# Babbitt bearings



## machineman8625 (Jul 12, 2011)

I poured babbitt bearings and machined them for 25 years. What little I know about babbitt bearings I would be glad to share. I actually do not know why no one seems to use babbitt for model engineering. Larry


----------



## mgbrv8 (Jul 12, 2011)

Larry
 When you have a ovaled or worn out bore. What is the best way to pour babbitt in that void. I understand I need to blacken the part that I dont want babbit to stick to with a carburizing flame but what do I need to do to prep the other surfice to help the babbit stick to it. Also what is to small of a void to pour into??

Dave


----------



## GWRdriver (Jul 12, 2011)

Seems to me the best way to do it would be to prep the entire bore and pour in a sleeve of babbit and then rebore to the req'd diam.


----------



## machineman8625 (Jul 12, 2011)

To repair the oval shaped bore, I guess bore it round 1/16 to 1/8 oversize. You can make the babbitt not stick by painting the area with a horsehair acid brush with stove polish that you can buy at any woodstove store. It is just carbon black powder in a alcohol, or some other quick drying liquid. You can actually paint it a second time. To make the babbitt adhere to steel ,brass , or copper, get some soldering fluid in a small 6 to 8 ounce container at any Ace hardware store. If they don't have it they can get it in a day or two special order. Heat the part with a propane torch until the soldering fluid bubbles when you apply it with a acid brush. Then just tin it(apply solder) with lead solder. Just get a whisper coat and then babbitt will stick to that when you pour it. Larry


----------



## JorgensenSteam (Jul 12, 2011)

Larry-

There seems to be several schools of thought about babbit bearings.
My Dad used them for 50 years at his lumber facility for all of the fans in the kilns, and according to him, they were the only bearings that would run for very long periods of time for many years. He did mention that they have to be kept oiled.

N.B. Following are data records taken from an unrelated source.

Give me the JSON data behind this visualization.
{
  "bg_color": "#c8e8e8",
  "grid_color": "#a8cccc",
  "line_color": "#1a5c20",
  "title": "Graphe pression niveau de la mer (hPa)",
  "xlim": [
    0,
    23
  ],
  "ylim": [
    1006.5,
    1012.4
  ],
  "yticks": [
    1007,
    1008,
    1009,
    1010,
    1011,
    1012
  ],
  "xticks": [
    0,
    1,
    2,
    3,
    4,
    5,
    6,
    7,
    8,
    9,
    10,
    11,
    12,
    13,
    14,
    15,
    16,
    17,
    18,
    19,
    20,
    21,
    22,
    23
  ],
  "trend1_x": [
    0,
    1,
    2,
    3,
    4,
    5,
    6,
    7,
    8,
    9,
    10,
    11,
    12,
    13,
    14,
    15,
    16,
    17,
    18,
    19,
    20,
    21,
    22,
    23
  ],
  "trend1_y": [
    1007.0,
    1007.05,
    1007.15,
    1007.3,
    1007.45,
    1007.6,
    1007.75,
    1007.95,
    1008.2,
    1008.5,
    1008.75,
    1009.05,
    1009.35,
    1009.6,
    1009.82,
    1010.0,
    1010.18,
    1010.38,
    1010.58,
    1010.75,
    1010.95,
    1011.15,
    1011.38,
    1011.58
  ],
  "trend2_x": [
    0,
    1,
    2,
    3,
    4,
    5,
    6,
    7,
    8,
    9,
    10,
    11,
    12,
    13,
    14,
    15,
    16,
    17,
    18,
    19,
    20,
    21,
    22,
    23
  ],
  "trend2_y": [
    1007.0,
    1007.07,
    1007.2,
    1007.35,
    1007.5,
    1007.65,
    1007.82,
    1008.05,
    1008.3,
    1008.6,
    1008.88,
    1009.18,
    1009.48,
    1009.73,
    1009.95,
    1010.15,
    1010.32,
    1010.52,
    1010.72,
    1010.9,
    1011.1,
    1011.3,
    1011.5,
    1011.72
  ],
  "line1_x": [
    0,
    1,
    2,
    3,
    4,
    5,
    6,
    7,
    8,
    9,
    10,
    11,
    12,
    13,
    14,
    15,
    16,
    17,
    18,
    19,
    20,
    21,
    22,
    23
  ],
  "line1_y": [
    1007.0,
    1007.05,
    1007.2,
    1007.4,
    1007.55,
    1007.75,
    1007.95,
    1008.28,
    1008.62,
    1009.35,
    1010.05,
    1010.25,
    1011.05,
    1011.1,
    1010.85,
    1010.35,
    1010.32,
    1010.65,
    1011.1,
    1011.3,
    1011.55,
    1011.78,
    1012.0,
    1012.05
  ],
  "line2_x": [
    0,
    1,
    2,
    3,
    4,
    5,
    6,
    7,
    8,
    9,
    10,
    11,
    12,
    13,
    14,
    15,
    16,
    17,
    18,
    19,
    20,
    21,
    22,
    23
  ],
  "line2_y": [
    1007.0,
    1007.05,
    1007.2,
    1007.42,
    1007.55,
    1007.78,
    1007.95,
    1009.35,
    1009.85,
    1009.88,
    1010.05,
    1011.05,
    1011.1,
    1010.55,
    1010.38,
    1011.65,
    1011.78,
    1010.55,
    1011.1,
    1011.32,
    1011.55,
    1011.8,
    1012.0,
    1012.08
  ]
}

Another school of thought comes from one of the old steam engine design books from the late 1800's, where one designer noted that while the babbit bearing itself never wears out, the journal or shaft will wear out, and replacing a journal or crankshaft was a much more difficult problem than replacing a bearing. 

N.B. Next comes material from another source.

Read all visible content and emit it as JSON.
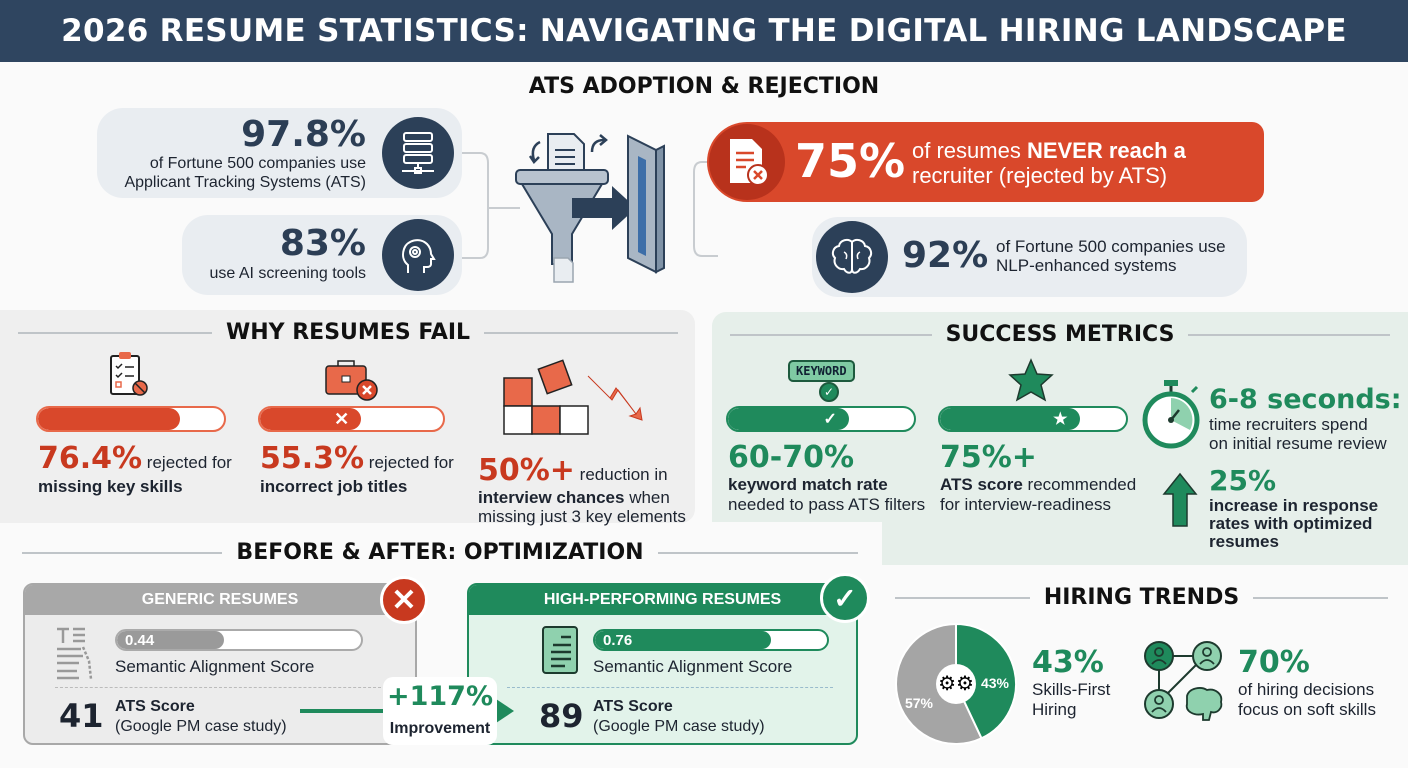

Charles Porter of the Porter-Allen steam engine fame (Porter designed the first "high-speed" steam engine in 1876 which revolutionized steam engine design for the next 50 years) preferred to run gray cast iron on gray cast iron, and found that to give the very best wear characteristics of all, and far better than brass.


----------



## hpchoudhury (Aug 12, 2013)

Larry-Can you please share total flow chart of Babbiting Process including inspection process


----------



## Jasonb (Aug 12, 2013)

Dave's build thread of his Pacific Vapour Engine shows babbitt used on a model.

http://www.homemodelenginemachinist...-marvin-castings-17832/index5.html#post187387

J


----------